Page:Féval - Le Fils du diable - Tomes 1-2.djvu/701

La bibliothèque libre.
Le texte de cette page a été corrigé et est conforme au fac-similé.

Le lion fit une grimace d’invincible répugnance.

— Je t’en prie ! insista Jean, qui craignait un refus.

— Je t’attendrai quinze jours s’il le faut, répliqua Polyte ; mais pas ici… Quelqu’un pourrait passer et dire à Joséphine que je fais le loup-garou… ça nous occasionnerait des malentendus… Fais tes affaires, prends ton temps et viens me rejoindre à l’estaminet de l’Épi-Scié, à côté du Cirque.

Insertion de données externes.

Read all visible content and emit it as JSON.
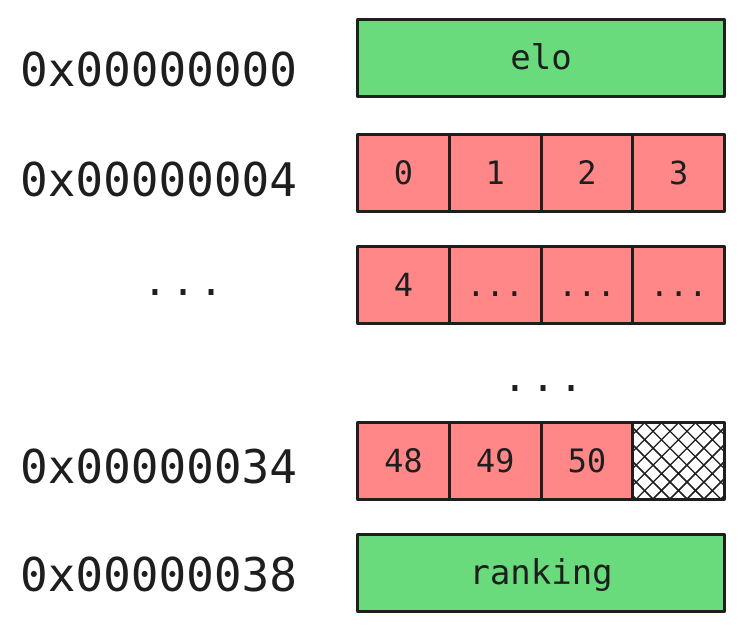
{
  "rows": [
    {
      "address": "0x00000000",
      "kind": "field",
      "label": "elo"
    },
    {
      "address": "0x00000004",
      "kind": "bytes",
      "cells": [
        "0",
        "1",
        "2",
        "3"
      ]
    },
    {
      "address": "...",
      "kind": "bytes",
      "cells": [
        "4",
        "...",
        "...",
        "..."
      ]
    },
    {
      "kind": "gap",
      "label": "..."
    },
    {
      "address": "0x00000034",
      "kind": "bytes",
      "cells": [
        "48",
        "49",
        "50"
      ],
      "padding": true
    },
    {
      "address": "0x00000038",
      "kind": "field",
      "label": "ranking"
    }
  ],
  "colors": {
    "field_fill": "#69db7c",
    "byte_fill": "#ff8787",
    "stroke": "#1e1e1e",
    "padding_hatch": "cross-hatch"
  }
}
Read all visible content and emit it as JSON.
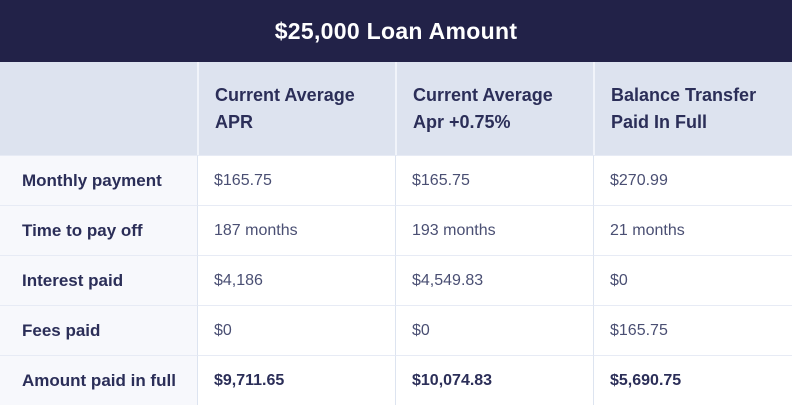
{
  "colors": {
    "title_bar_bg": "#222248",
    "title_text": "#ffffff",
    "header_row_bg": "#dde3ef",
    "label_column_bg": "#f7f8fc",
    "heading_text": "#2b2e58",
    "value_text": "#4a4f73",
    "grid_line": "#dde4f0"
  },
  "chart_data": {
    "type": "table",
    "title": "$25,000 Loan Amount",
    "columns": [
      "",
      "Current Average APR",
      "Current Average Apr +0.75%",
      "Balance Transfer Paid In Full"
    ],
    "rows": [
      [
        "Monthly payment",
        "$165.75",
        "$165.75",
        "$270.99"
      ],
      [
        "Time to pay off",
        "187 months",
        "193 months",
        "21 months"
      ],
      [
        "Interest paid",
        "$4,186",
        "$4,549.83",
        "$0"
      ],
      [
        "Fees paid",
        "$0",
        "$0",
        "$165.75"
      ],
      [
        "Amount paid in full",
        "$9,711.65",
        "$10,074.83",
        "$5,690.75"
      ]
    ]
  }
}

— C’est entendu, dit Jean, qui eût été le rejoindre aux antipodes ; — à bientôt !

— À bientôt.

Le dandy tira les pattes de son gilet, remonta sa cravate et assura son chapeau sur sa grosse chevelure ; cela fait, il prit la route du boulevard, en tendant le jabot, en effaçant les coudes et en se donnant toutes sortes de grâces.

Jean rentra précipitamment dans l’allée et traversa la cour une seconde fois ; mais au lieu de prendre l’escalier de sa mère, il tourna sur la droite et se dirigea vers le logis de Hans Dorn.

— Si son père pouvait être sorti ! murmurait-il en grimpant lestement ; — mais je parie qu’il va être sorti ! j’ai du bonheur, ce soir !

Il arriva devant la porte du marchand d’habits et frappa trois petits coups, qui d’ordinaire étaient un signal entre lui et Gertraud.

Personne ne lui répondit.

Pourtant il avait vu des lumières aux fenêtres en passant par la cour. Le logis n’était pas abandonné.

Quand un homme timide se prend à éprouver un accès de hardiesse, rien ne refroidit sa vaillance comme ces retards vulgaires qui suspendent durant des heures un honnête homme au cordon d’une sonnette.

Tel solliciteur oublie son discours d’entrée en ces perfides moments ; tel autre perd d’avance son sourire : après trois coups de sonnette, l’homme le plus brave cherche en vain son aplomb disparu.

Jean avait frappé avec confiance ; mais à mesure qu’il attendait en vain la réponse, sa confiance tombait, son front se rembrunissait, sa timidité naturelle reprenait le dessus.

Hans Dorn pouvait être à la maison ; Gertraud était peut-être couchée.